Besides being costly and damaging to a company’s reputation, a serious investigation is a huge distraction from the mission of the corporation, Warin said.
A former Federal prosecutor disagreed. Via e-mail:
The “losses” for the fines need to be put into perspective of the profits that are being earned off of the criminal behavior. If they are significantly less than the profits, than no matter what anecdotal advice given by the source quoted, the incentive is to commit more crime and make more money. Also, it is of course individuals who profit off of the crimes, and if you do not punish/deter them (and why would a billion dollar fine deter a single executive if he/she got to keep theirs), then what meaning will it have from a deterrence perspective.
So while it is better to have some fines than no fines, the fact that the numbers are at record highs might just mean that there is record fraud and record willingness on behalf of DoJ to allow those responsible (and who profited) for the fraud to buy their way out with other people’s money (that is, shareholders).

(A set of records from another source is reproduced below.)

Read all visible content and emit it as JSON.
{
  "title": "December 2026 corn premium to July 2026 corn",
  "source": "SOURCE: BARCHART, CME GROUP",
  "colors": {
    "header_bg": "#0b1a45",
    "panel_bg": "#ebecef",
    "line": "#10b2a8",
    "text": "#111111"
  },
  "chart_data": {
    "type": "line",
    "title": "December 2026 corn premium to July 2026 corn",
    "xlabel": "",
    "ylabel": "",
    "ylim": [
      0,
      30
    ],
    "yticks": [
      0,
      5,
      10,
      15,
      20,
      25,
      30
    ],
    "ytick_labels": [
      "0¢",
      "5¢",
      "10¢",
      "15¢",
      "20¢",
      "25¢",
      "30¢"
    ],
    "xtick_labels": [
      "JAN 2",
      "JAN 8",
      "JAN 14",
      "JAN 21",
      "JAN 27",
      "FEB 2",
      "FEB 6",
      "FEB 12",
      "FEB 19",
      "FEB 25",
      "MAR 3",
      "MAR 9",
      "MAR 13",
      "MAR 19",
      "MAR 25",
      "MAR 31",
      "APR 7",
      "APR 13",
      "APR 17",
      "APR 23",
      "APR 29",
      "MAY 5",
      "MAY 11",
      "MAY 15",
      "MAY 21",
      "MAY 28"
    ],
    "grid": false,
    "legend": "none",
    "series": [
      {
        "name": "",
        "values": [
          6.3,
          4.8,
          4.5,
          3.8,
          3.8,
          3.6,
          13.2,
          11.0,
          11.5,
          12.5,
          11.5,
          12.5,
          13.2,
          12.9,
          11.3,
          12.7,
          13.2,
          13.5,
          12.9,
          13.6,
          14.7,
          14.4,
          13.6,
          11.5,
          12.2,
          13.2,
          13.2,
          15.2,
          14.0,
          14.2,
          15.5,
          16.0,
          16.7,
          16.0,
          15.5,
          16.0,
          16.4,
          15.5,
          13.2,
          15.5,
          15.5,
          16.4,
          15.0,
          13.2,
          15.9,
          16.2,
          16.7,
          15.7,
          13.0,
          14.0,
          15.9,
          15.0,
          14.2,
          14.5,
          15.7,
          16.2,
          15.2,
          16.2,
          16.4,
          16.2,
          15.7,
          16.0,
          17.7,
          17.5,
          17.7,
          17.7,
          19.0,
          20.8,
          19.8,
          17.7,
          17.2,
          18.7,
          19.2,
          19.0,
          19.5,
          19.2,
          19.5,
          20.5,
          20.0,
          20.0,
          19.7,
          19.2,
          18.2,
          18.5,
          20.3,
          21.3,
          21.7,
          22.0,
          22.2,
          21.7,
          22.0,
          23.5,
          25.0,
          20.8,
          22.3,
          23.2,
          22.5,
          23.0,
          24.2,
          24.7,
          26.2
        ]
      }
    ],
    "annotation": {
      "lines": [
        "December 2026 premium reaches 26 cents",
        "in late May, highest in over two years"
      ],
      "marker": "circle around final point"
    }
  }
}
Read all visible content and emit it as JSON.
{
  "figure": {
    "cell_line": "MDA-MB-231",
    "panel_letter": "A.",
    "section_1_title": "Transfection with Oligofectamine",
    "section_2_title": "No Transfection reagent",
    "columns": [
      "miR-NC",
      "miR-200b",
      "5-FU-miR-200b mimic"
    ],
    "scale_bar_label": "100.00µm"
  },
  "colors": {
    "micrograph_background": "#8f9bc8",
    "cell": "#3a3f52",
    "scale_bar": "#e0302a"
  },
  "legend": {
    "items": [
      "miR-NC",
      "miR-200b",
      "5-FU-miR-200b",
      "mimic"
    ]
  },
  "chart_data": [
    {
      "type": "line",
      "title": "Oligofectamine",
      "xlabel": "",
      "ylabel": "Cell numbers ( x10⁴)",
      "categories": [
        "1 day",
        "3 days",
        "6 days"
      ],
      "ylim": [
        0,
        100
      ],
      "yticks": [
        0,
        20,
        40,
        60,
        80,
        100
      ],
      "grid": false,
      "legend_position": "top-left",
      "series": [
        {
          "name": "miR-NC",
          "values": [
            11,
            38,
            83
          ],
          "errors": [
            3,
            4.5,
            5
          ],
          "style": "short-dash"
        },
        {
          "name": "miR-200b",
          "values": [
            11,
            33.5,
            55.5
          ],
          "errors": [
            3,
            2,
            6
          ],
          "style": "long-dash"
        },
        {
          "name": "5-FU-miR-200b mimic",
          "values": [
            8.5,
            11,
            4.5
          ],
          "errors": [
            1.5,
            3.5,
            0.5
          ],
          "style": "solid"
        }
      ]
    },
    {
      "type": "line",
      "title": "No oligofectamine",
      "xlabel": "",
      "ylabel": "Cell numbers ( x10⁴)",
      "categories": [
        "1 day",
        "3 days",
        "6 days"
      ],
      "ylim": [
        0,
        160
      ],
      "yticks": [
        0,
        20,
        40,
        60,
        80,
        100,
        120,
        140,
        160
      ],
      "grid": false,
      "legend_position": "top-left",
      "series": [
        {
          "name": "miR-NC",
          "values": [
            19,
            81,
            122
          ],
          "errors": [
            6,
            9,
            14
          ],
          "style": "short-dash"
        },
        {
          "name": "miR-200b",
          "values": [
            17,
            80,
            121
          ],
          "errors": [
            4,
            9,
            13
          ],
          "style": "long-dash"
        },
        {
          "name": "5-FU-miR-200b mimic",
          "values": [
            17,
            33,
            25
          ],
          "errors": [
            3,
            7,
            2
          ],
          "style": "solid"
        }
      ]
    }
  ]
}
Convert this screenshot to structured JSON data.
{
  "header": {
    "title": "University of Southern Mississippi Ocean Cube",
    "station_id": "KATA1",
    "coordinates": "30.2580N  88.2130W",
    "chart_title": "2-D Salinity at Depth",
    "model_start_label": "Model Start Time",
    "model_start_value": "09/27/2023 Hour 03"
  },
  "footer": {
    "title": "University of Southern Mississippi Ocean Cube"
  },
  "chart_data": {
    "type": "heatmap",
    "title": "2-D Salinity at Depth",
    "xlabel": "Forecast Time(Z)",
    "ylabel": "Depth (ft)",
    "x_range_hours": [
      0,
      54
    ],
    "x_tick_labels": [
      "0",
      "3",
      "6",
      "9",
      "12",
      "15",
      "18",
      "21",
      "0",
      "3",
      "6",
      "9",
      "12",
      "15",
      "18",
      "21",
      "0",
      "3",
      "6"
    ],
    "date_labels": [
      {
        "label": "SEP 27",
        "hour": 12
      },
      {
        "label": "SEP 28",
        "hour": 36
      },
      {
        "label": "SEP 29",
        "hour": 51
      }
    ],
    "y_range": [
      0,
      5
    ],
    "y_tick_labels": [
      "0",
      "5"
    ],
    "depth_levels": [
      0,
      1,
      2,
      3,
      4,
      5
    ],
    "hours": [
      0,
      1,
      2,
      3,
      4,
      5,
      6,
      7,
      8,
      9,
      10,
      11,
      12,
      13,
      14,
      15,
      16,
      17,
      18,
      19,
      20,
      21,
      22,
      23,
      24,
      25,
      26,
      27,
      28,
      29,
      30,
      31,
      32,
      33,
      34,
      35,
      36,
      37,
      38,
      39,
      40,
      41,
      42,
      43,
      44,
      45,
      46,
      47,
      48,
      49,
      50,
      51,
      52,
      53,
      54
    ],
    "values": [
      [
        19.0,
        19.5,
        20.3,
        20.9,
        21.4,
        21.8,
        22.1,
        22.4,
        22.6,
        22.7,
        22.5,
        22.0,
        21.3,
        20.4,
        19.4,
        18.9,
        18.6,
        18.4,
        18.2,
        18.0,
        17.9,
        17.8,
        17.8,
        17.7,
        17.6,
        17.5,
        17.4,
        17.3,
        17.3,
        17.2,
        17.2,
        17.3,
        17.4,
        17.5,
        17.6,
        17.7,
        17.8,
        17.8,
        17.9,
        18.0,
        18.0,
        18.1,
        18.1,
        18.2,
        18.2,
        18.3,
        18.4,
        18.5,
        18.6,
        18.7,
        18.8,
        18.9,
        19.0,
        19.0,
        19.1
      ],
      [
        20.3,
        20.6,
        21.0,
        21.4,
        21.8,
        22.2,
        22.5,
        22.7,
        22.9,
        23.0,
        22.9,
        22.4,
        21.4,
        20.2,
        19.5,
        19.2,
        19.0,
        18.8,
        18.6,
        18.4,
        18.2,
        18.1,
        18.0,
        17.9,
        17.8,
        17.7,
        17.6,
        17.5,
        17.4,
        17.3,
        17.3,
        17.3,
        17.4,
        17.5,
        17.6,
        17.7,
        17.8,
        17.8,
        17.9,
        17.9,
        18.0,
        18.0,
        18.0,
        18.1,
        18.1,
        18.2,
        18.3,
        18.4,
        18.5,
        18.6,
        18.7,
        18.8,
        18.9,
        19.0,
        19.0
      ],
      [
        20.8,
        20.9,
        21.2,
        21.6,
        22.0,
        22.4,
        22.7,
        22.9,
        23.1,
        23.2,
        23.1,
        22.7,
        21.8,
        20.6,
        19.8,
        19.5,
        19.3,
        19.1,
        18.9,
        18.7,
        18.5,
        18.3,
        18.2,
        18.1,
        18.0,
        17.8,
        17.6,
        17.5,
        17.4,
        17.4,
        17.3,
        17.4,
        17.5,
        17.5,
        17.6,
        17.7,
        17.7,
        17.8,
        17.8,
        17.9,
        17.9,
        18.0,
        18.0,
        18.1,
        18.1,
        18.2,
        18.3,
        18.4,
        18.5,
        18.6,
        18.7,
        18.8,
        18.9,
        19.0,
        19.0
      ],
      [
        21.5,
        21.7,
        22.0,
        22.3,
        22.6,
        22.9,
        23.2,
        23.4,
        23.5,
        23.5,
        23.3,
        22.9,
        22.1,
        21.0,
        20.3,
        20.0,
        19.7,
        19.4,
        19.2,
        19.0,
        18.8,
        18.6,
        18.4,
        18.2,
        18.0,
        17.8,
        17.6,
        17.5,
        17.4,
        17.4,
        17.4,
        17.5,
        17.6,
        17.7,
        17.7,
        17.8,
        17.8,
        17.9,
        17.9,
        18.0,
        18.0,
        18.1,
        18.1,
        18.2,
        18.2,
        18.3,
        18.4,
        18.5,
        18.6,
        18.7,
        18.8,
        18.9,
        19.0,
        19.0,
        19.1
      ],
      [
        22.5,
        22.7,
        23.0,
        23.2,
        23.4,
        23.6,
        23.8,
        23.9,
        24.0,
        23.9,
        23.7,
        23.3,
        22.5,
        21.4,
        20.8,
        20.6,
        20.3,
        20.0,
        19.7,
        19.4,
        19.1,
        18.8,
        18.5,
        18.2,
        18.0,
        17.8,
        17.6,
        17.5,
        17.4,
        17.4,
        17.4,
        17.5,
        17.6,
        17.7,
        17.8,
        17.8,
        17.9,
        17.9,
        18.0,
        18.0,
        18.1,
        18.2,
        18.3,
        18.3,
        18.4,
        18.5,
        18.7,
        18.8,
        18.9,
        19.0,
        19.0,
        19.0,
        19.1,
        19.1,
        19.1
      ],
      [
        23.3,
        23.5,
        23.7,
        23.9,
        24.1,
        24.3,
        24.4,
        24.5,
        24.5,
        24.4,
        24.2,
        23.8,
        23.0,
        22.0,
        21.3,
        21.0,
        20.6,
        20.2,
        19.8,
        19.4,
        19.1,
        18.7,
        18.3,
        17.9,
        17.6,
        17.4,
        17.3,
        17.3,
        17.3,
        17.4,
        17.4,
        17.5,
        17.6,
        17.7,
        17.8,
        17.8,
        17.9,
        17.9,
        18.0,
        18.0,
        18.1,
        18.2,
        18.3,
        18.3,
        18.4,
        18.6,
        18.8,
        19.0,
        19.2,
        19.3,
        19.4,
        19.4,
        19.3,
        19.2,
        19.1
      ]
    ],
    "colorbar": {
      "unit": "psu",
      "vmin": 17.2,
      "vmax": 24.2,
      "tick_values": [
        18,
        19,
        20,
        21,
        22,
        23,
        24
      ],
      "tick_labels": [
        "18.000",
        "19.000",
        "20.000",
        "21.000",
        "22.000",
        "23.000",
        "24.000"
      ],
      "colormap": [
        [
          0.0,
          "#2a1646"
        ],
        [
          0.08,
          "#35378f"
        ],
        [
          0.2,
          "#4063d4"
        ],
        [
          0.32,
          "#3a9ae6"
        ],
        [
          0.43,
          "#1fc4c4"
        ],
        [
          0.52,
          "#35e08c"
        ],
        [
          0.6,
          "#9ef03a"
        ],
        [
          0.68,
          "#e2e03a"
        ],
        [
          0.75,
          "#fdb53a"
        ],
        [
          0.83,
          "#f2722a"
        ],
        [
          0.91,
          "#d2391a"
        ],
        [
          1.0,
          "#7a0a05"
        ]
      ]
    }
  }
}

Why bother shredding such a lightweight, laughable article? There’s been a vogue for metrics in performance management, and as this example illustrates, they are often garbage in, garbage out exercises.
Readers may recall how we highlighted how SEC enforcement chief Robert Khuzami got so riled up by very mild criticism by Simon Johnson in a New York Times blog post that he felt compelled to weigh in. Khuzami couldn’t possibly get so exercised if he were able to make an honest self-appraisal. But if you look at presentations he has made to Congress, like Warin on behalf of the DoJ, he defined his accomplishments in terms of how many cases his department has filed. In this environment, that’s like defining success in terms of how many parking tickets you have written. The most meaningful result for a regulator or prosecutor is one that is not readily quantified: have you made potential criminals afraid of you? Notice that the DoJ and SEC metrics don’t even consider what should be their fundamental concern, which is deterrence and meting out meaningful punishment to violators.